0

I was looking to collect each word from a list that is included in a string in python. I found some solutions but so far i get:

data = "Today I gave my dog some carrots to eat in the car"
tweet = data.lower()                             #convert to lower case
split = tweet.split()

matchers = ['dog','car','sushi']
matching = [s for s in split if any(xs in s for xs in matchers)]
print(matching)

The result is

['dog', 'carrots', 'car']

How do I fix that the result is only dog and car without adding spaces to my matchers?

Also how would I remove any $ signs (as example) from the data string but no other special characters like @?

appletree3
  • 23
  • 3
  • Also can anybody explain how the line "matching = [s for s in split if any(xs in s for xs in matchers)]" works? What is the meaning of s and xs? – appletree3 Aug 16 '22 at 14:23
  • 1
    Do an equality test: `xs == s` instead of `xs in s`? – jarmod Aug 16 '22 at 14:25
  • _"can anybody explain how the line "matching = ..." works:"_ Look up [list comprehensions](https://www.google.com/search?q=python+list+comprehension) – Pranav Hosangadi Aug 16 '22 at 14:27
  • _"how would I remove any $ signs:"_ Look up [how to replace characters in a string](https://www.google.com/search?q=how+to+replace+characters+in+a+string+python) – Pranav Hosangadi Aug 16 '22 at 14:28
  • [How much research effort is expected of Stack Overflow users?](//meta.stackoverflow.com/a/261593/843953) Please take the [tour], and read [what's on-topic here](/help/on-topic), [ask], and the [question checklist](//meta.stackoverflow.com/q/260648/843953). Please restrict yourself to one question per post. Welcome to Stack Overflow! – Pranav Hosangadi Aug 16 '22 at 14:29

1 Answers1

0
How do I fix that the result is only dog and car without adding spaces to my matchers?

To do this with your current code, replace this line:

matching = [s for s in split if any(xs in s for xs in matchers)]

With this:

matching = []
# iterate over all matcher words
for word in matchers:
    if word in split:  # check if word is in the split up words
        matching.append(word)  # add word to list

You also mention this:

Also how would I remove any $ signs (as example) from the data string but no other special characters like @?

To do this, I would create a list that contains characters you want to remove, like so:

things_to_remove = ['$', '*', '#']  # this can be anything you want to take out

Then, simply strip each character from the tweet string before you split it.

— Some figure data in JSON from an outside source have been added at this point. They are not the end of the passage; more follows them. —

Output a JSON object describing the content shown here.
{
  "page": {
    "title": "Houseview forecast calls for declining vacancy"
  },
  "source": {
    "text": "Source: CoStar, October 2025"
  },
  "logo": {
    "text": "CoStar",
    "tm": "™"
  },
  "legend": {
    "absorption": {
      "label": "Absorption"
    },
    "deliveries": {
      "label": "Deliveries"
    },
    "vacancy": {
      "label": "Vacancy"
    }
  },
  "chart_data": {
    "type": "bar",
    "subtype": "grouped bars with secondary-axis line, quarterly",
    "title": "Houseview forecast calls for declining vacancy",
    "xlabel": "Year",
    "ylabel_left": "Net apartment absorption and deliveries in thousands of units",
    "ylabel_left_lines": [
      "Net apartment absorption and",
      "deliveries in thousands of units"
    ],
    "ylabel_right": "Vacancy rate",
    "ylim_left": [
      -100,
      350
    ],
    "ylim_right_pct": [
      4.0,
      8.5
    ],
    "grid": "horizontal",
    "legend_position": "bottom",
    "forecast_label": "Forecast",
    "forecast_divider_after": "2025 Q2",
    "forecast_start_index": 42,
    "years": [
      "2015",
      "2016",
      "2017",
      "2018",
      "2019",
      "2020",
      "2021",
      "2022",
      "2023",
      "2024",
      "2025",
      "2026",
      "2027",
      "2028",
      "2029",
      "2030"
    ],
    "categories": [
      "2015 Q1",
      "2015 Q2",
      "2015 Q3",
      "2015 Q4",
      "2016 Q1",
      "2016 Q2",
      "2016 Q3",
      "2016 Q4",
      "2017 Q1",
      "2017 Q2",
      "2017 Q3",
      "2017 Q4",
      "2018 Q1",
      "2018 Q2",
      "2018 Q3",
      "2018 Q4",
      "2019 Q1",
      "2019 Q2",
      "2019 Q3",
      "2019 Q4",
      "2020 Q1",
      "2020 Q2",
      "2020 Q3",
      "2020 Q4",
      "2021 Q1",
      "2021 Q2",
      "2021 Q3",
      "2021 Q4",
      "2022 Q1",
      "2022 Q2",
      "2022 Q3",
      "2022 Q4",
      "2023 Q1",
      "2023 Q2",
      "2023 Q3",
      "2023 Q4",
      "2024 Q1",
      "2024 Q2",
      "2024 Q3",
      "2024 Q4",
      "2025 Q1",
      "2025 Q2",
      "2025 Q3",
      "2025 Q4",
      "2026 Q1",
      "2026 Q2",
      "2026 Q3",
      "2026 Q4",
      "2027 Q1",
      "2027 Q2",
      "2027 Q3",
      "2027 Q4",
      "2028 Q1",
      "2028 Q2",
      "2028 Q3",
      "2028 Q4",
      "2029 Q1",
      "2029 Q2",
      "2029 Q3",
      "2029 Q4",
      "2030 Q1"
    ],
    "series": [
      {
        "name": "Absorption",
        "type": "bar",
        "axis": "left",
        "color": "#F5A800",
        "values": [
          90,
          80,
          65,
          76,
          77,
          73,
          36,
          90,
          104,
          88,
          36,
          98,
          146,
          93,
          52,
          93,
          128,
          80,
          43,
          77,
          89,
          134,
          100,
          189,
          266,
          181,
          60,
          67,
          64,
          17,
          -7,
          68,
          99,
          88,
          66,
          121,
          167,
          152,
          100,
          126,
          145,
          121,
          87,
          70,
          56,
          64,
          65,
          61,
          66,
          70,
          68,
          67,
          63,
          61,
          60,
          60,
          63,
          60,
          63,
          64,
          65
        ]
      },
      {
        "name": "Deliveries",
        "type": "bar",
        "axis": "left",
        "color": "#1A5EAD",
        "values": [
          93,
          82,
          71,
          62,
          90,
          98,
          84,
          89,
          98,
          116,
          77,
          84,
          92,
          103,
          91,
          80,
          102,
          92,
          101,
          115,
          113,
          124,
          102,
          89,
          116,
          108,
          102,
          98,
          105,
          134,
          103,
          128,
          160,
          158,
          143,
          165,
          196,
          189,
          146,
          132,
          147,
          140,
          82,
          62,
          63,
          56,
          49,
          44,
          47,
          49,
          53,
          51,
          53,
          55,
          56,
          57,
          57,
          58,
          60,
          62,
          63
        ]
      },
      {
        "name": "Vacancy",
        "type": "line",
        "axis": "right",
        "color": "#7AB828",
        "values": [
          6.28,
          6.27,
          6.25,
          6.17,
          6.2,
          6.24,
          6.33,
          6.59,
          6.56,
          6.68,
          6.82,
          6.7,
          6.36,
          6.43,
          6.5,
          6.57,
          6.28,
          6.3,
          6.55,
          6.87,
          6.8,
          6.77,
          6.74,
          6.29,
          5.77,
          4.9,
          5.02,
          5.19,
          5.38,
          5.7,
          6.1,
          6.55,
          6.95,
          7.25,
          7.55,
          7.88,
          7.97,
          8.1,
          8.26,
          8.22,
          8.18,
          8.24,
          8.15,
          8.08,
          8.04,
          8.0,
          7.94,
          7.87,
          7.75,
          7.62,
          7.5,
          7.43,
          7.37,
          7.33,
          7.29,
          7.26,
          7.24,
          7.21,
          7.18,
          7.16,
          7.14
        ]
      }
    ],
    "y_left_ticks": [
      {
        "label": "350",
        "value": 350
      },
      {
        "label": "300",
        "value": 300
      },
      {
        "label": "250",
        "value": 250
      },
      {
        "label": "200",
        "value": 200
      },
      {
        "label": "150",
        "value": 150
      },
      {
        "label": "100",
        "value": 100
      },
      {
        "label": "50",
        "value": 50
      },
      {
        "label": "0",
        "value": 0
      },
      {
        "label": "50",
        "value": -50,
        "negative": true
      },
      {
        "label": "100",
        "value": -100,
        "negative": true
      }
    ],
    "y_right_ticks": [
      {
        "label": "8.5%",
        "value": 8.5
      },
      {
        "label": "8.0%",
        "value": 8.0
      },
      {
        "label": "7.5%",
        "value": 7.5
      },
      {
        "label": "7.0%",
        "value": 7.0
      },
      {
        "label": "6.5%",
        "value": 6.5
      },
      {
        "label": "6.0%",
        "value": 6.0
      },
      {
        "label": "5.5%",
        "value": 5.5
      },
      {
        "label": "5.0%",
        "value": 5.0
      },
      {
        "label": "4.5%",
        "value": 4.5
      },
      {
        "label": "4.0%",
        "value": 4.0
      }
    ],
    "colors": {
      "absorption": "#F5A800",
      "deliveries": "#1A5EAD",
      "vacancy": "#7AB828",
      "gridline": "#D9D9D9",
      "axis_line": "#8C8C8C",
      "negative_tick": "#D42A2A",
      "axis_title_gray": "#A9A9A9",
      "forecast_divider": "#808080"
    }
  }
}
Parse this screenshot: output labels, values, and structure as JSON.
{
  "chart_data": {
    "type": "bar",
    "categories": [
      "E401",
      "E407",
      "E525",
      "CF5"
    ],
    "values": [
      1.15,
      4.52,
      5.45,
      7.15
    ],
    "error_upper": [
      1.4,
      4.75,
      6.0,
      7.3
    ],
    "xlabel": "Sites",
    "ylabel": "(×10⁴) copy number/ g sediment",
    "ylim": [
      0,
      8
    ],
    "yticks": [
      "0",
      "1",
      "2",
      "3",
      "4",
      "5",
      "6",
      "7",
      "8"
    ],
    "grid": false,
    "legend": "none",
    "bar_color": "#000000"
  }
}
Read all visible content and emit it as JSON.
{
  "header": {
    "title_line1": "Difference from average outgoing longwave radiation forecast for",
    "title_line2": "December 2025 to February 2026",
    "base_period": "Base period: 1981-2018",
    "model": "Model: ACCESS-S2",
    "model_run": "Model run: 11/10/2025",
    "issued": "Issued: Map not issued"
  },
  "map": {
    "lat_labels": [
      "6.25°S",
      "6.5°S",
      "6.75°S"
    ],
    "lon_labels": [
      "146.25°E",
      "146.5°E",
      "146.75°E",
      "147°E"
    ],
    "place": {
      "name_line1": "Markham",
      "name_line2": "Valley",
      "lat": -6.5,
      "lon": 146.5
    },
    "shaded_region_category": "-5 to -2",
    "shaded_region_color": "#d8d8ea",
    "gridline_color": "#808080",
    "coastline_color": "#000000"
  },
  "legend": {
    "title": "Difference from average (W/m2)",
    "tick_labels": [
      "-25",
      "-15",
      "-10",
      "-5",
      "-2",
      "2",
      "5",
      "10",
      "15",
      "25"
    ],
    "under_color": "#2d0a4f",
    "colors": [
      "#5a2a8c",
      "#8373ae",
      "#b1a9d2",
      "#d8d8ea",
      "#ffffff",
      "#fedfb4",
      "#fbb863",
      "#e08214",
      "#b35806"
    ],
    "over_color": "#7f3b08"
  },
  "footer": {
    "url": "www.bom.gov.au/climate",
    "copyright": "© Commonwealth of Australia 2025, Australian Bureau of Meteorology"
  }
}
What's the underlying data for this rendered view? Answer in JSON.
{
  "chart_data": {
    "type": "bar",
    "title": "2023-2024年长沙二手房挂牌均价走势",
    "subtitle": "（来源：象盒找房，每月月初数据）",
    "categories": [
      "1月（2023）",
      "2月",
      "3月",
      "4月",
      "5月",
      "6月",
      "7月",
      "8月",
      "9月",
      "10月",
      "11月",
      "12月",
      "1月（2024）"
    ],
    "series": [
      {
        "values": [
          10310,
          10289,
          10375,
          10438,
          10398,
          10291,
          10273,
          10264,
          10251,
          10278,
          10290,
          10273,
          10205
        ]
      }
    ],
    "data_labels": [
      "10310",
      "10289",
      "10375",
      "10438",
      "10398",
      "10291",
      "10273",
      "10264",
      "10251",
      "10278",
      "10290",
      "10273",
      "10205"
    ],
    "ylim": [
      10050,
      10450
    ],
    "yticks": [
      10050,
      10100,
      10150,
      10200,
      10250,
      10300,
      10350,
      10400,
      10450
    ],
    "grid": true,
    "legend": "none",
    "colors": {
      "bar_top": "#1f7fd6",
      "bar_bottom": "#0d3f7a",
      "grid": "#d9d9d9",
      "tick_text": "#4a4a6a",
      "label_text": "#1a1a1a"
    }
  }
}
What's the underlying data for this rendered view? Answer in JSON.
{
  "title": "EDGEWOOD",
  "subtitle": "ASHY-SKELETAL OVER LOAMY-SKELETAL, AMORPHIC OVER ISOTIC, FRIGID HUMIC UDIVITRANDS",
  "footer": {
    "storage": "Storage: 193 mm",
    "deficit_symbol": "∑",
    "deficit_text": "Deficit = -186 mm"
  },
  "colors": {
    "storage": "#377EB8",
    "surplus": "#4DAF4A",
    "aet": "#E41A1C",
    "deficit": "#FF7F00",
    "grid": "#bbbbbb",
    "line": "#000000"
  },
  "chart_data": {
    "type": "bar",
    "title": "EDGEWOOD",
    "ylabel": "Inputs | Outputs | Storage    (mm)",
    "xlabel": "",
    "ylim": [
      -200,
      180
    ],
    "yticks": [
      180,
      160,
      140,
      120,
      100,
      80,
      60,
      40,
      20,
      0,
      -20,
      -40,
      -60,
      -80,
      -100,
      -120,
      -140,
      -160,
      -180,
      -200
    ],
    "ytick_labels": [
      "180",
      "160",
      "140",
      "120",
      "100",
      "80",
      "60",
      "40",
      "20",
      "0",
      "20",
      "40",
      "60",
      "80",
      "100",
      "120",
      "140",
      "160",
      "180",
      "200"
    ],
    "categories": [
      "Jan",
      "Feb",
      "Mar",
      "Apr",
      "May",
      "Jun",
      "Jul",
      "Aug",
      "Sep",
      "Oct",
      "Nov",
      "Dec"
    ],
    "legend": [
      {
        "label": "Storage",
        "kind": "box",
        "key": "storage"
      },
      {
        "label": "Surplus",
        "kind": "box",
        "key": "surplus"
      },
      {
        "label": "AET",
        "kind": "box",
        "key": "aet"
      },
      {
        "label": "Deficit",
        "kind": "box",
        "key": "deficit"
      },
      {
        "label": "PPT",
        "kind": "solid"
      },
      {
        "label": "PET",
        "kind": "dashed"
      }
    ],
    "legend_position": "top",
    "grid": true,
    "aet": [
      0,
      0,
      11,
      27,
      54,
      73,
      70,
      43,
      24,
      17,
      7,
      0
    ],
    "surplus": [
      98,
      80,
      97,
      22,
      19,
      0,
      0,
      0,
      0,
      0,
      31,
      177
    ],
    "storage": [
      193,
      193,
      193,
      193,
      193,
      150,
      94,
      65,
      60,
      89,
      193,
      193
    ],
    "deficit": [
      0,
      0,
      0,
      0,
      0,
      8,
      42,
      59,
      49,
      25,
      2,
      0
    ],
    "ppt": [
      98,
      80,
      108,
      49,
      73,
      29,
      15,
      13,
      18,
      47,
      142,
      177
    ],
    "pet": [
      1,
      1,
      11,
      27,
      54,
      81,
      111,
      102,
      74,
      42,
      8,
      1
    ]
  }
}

for remove_me in things_to_remove:
    tweet = tweet.replace(remove_me, "")

So a final code block that demonstrates all of these topics:

data = "Today I@@ gave my dog## some carrots to eat in the$ car"
tweet = data.lower()                             #convert to lower case

things_to_remove = ['$', '*', '#']

for remove_me in things_to_remove:
    tweet = tweet.replace(remove_me, "")
print("After removeing characters I don't want:")
print(tweet)

split = tweet.split()

matchers = ['dog','car','sushi']

matching = []
# iterate over all matcher words
for word in matchers:
    if word in split:  # check if word is in the split up words
        matching.append(word)  # add word to list
print(matching)
Mitchnoff
  • 495
  • 2
  • 7